The documentation for this API can be found at https://github.com/sportradarus/sportradar-api-challenge.
- Begin a console instance in Visual Studio.
- User is prompted to select Team or Player.
- User is prompted for an ID.
- User is prompted for a year.
- The application sends a request to the appropriate API endpoint.
- The API returns a JSON response with the requested data.
- The application parses the JSON and generates a CSV file with the data.
- User is prompted for a directory path and a file path.
- CSV file is saved to that path, if it is valid.
- Checkout Git repo in Visual Studio 2019.
- Right-click the NHL_API project.
- Choose Debug >> Start New Instance.
- Resources/Enums/PipelineType.cs is an enum of pipeline types, and the code is set up to use switch statements in most places. This would make it easy to expand this application to support other pipeline types, such as a Tournament pipeline.
- Resources/JsonConverters provides a library of custom JSON converters. These are used in this project to serialize the API JSON responses into usable objects. This provides flexibility to handle complex JSON from multiple responses, including things like nested objects as in the case of SeasonJsonConverter, which has a nested serializer for Game entities.
- All required functions are neatly organized into their own Service classes. Not only does this make it easier to find a logical area of the code, it also keeps the main program loop clean and free of minutia. This helps future developers, who are maintaining the code, to quickly and intuitively understand what's happening in the code. It also has the benefit of eliminating code duplication, as these service functions can be re-used in many places.
- Comments. Comments are very near and dear to me, as I feel they break up the monotany of the code and help give a more human-readable flow to the logic. You'll find both function summaries and common comments everywhere in this project.
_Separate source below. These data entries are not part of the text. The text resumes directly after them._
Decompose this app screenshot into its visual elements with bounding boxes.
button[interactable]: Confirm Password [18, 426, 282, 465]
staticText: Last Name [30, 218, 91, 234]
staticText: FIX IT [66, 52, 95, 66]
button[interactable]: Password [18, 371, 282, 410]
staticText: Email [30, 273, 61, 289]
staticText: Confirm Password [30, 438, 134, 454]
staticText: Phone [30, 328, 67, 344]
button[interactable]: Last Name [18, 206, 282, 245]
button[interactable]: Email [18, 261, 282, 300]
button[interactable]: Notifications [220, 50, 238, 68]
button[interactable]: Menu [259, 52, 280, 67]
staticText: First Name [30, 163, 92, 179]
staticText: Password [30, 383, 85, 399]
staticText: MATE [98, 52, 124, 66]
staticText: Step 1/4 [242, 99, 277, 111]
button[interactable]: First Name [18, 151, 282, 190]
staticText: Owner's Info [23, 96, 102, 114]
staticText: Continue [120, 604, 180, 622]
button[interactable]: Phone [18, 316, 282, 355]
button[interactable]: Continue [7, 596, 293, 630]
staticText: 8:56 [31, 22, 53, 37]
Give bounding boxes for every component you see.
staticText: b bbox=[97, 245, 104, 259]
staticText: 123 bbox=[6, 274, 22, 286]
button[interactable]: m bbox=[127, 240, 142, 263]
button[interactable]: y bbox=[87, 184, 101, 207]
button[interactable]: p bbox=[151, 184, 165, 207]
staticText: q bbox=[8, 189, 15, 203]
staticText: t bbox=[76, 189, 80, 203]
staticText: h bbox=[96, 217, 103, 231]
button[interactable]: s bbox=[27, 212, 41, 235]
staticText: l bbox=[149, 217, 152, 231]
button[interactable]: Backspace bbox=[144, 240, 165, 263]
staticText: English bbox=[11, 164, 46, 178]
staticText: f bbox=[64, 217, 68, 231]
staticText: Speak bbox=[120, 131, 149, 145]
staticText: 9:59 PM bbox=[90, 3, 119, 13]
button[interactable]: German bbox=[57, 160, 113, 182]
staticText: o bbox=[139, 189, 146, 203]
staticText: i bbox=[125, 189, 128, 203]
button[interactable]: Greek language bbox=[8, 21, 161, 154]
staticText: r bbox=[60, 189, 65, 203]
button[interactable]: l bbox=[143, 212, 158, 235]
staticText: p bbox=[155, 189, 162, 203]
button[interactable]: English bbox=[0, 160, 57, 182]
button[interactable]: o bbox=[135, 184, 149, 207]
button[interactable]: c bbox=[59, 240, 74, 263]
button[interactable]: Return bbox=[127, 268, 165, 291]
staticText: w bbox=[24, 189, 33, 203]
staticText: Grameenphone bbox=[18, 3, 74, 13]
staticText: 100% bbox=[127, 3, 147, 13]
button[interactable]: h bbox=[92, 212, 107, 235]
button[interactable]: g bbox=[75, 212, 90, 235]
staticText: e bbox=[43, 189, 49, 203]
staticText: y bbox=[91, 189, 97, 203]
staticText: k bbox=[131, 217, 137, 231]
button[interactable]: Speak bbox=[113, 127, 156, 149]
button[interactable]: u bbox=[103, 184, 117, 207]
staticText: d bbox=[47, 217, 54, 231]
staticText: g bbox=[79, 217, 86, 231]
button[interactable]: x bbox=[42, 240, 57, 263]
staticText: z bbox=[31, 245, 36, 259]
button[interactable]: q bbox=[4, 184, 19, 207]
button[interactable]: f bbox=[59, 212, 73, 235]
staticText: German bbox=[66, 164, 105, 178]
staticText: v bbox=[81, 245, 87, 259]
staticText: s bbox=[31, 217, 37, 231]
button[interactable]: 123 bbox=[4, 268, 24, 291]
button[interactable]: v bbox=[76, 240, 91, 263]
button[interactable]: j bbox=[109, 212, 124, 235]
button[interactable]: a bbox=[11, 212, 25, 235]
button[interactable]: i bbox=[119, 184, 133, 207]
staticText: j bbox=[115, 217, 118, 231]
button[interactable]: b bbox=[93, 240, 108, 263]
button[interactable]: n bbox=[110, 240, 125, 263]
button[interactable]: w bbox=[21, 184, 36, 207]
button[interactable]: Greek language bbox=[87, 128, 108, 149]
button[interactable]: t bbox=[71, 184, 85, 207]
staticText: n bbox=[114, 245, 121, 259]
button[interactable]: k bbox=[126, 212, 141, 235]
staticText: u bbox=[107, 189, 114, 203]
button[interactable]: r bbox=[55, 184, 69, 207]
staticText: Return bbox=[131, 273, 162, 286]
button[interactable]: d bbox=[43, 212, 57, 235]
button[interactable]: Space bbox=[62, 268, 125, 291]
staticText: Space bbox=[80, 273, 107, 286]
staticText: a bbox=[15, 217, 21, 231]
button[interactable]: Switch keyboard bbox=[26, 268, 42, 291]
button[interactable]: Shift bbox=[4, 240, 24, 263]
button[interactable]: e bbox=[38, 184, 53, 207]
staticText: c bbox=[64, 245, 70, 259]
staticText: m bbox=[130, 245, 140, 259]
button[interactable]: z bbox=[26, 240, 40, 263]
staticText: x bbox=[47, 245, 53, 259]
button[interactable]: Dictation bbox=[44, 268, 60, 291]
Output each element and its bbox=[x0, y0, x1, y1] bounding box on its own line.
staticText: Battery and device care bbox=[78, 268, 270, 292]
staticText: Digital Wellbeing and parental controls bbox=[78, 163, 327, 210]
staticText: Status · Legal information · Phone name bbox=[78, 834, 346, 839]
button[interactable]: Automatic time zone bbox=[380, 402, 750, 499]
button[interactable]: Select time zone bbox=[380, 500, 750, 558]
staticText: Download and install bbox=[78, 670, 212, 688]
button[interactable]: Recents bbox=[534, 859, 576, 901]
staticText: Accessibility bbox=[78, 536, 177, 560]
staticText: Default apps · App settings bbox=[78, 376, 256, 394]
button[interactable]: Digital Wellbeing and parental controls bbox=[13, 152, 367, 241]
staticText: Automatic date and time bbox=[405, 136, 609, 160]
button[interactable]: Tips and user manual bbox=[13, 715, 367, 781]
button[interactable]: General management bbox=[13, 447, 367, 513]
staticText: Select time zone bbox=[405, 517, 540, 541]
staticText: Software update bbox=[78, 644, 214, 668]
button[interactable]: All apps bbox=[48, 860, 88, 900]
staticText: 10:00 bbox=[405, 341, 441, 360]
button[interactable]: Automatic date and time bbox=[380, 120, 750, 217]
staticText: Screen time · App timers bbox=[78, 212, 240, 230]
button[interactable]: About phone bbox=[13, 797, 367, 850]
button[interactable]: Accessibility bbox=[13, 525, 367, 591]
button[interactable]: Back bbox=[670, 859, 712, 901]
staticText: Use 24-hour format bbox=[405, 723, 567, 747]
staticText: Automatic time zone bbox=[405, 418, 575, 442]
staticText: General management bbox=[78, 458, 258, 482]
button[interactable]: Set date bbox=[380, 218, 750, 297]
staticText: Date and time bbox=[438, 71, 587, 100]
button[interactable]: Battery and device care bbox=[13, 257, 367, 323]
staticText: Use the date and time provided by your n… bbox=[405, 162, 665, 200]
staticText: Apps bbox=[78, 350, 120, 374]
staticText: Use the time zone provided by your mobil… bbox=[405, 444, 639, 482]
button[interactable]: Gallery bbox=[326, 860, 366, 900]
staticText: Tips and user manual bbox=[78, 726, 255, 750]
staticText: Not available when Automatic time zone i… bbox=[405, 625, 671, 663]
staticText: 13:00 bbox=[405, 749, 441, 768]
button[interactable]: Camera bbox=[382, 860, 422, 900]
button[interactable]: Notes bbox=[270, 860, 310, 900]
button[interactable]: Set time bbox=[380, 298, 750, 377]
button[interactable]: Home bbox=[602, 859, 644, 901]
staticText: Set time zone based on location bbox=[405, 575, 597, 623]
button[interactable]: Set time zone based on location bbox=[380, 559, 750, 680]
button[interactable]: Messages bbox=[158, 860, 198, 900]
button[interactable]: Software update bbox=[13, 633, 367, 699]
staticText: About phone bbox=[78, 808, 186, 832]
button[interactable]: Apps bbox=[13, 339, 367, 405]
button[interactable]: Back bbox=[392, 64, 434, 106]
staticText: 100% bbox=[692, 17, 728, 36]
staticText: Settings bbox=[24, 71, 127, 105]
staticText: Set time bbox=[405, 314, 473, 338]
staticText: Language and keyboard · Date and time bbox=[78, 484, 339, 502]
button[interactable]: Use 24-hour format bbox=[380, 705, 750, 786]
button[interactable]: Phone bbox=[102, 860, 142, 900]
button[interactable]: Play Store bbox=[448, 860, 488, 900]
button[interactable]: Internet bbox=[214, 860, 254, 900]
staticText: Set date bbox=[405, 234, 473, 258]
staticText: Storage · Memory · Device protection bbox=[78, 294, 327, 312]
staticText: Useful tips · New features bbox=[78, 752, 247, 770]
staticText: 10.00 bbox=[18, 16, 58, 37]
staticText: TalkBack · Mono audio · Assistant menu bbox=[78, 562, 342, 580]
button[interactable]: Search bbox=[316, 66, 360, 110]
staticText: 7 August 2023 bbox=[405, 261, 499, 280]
- Error handling. Try/Catch blocks to print helpful messages and allow the program to gracefully continue in the event of an error.
- If this were a real project for production, I would spend more time on the JSON Converters and their associated Models. They could be fully fleshed out to handle every facet of the API. But for the sake of time and sanity, I just went with the key entities.
- Testing. If this were going to production, I would absolutely write a test for every logical part of this project. But a lot of that is just tedious, and for the sake of this demo, the skills can be demonstrated with just a few tests.
Two tests around the Team pipeline; one to hit the API and compare against some expected values, and another to test a non-existent Team ID to verify the proper exception is returned.
As mentioned above, I would do similar tests for the Player pipeline, but those would just be repitions of the same idea as the Team pipeline tests.
I could also write some tests for other components, such as the JSON converters and the CSV service.